When I was first married, my husband and I went about the usual task of divvying up the household chores. We moved into a fairly large house with a yard, and it was our first foray into homeownership -- even more so for my husband, who had lived only in apartments his whole life. It soon became clear that, regardless of our agreed-upon splits, my husband would do only as much as he felt able to do without giving up any of the activities he had done as a bachelor apartment-dweller. He felt no guilt about things that were left undone and could not for the life of him understand why I insisted on doing so much work around the house. Nothing got in the way of his afternoon nap, while I spent hours doing yard work. When I complained about all the work that had to be done, he would just tell me not to do it. Not that he would do it, mind you, just that I should leave it undone. This infuriated me.
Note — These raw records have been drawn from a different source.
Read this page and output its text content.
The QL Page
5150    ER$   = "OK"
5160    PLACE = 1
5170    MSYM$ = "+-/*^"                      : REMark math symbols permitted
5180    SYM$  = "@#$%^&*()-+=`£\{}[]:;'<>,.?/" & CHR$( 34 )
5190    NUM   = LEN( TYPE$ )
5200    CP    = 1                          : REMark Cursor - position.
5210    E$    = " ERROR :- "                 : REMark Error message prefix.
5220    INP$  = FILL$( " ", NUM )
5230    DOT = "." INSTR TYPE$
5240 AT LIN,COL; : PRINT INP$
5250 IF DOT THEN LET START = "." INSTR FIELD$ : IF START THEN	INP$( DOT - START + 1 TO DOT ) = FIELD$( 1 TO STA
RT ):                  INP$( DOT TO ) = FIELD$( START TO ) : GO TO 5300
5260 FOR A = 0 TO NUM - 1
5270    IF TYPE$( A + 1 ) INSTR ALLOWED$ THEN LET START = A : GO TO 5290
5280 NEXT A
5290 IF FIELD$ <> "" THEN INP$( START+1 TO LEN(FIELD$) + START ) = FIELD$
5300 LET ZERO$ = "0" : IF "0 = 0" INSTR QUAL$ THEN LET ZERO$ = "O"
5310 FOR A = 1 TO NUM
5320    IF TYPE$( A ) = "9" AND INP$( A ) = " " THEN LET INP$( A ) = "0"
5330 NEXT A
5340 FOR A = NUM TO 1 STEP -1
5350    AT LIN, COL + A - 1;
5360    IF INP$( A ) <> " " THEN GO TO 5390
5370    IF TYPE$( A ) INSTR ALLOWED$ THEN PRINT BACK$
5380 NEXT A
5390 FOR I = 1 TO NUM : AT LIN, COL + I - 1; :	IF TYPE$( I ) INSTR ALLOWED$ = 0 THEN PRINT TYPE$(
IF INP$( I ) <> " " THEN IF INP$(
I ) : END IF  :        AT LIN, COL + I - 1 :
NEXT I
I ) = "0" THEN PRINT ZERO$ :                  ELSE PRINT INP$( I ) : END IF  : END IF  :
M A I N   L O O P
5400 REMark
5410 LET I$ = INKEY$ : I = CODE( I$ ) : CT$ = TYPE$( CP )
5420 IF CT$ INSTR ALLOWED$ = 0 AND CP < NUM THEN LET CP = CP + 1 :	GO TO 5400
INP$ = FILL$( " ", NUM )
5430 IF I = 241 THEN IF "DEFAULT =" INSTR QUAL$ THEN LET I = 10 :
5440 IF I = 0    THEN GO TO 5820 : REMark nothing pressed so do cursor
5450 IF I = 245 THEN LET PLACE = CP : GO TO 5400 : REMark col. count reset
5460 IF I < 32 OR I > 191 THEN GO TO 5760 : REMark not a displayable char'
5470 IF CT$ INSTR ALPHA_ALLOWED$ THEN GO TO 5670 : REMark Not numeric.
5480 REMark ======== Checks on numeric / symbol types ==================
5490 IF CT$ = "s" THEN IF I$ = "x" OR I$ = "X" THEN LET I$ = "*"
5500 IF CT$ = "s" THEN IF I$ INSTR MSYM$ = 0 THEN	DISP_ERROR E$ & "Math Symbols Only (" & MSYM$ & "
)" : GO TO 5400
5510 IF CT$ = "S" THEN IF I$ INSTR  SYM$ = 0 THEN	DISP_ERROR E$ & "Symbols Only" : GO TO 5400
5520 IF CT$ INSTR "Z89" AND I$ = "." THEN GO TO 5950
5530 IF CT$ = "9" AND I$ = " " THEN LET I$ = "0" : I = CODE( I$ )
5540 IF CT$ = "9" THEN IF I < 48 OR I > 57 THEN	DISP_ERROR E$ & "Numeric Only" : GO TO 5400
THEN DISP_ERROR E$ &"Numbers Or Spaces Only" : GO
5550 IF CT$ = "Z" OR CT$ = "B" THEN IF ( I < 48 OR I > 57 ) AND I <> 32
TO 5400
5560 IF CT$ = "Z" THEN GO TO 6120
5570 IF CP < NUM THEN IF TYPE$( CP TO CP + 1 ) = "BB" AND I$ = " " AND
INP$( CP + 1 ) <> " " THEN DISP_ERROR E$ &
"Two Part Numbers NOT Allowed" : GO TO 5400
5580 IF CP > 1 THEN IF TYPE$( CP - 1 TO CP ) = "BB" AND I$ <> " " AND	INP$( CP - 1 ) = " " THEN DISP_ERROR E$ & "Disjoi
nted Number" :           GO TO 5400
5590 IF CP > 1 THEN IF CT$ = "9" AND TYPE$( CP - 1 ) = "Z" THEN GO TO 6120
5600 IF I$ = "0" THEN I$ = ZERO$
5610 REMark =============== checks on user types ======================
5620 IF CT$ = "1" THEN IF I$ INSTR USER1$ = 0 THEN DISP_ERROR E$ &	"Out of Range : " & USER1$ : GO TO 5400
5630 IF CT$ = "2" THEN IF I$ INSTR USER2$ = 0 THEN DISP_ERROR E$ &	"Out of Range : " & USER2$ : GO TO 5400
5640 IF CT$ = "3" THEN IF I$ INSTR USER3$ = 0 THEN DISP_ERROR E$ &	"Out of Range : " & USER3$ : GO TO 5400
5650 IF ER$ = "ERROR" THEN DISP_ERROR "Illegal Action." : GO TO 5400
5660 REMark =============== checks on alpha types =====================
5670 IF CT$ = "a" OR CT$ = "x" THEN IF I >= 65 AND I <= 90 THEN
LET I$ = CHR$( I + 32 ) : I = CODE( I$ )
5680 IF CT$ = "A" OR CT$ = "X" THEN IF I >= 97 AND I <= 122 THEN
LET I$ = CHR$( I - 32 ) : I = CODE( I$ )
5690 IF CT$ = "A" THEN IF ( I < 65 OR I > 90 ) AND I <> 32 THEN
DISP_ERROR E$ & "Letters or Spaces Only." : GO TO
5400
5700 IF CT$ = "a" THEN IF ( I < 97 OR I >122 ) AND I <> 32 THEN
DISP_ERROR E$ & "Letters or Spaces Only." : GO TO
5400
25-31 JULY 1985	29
Someone has to take responsibility for the day-to-day operation of life. That's the key word: responsibility. My husband knew that he could abdicate responsibility for the house because I was so gung-ho about it. This happened in my work life as well: my male colleagues, like Dilbert and company, would go off to lunch while my female colleague and I would work through lunch because we felt there was so much to do. Clearly, the women on the team felt an overdeveloped sense of responsibility for the work that had to be done, and the men took advantage of that, consciously or not. It's a recurring pattern in the world as I see it, and I wonder how much of it is nurture and how much is nature.

Do we teach boys that they don't have to take responsibility for their domestic environment? Or is it broader than that? Are boys somehow learning that someone else will cover for them? I wonder if this is something we're doing overtly, or unconsciously. Women don't get rewarded for this behavior (except perhaps with sisterhood and shared eye-rolling), so why do we keep doing it? It must have to do with biology: women are evolutionally (?) wired to keep family life humming along while the men go off and please themselves, going forth and multiplying, as it were. Is that too simplistic? Is it a sociological rather than biological phenomenon? I can't separate the two. Perhaps it's just a matter of seeing the big picture. Men just seem innately more capable of selfishness than women, speaking generally, anecdotally, and with absolutely no scientific facts to back it up.

In any event, it seems to me that accomplishing something great in the world of letters or science or just about anything contemplative requires some level of abdication of responsibility for everyday minutiae. If you're coordinating carpool while you're putting dinner on the table, answering homework questions in between, you're not coming up with profound ideas. Someone has to keep life running, but these days it is still an inordinate number of women doing it. We need to let it go, and men need to pick up the slack. That means equal senses of responsibility, which may require some evolution in both sexes.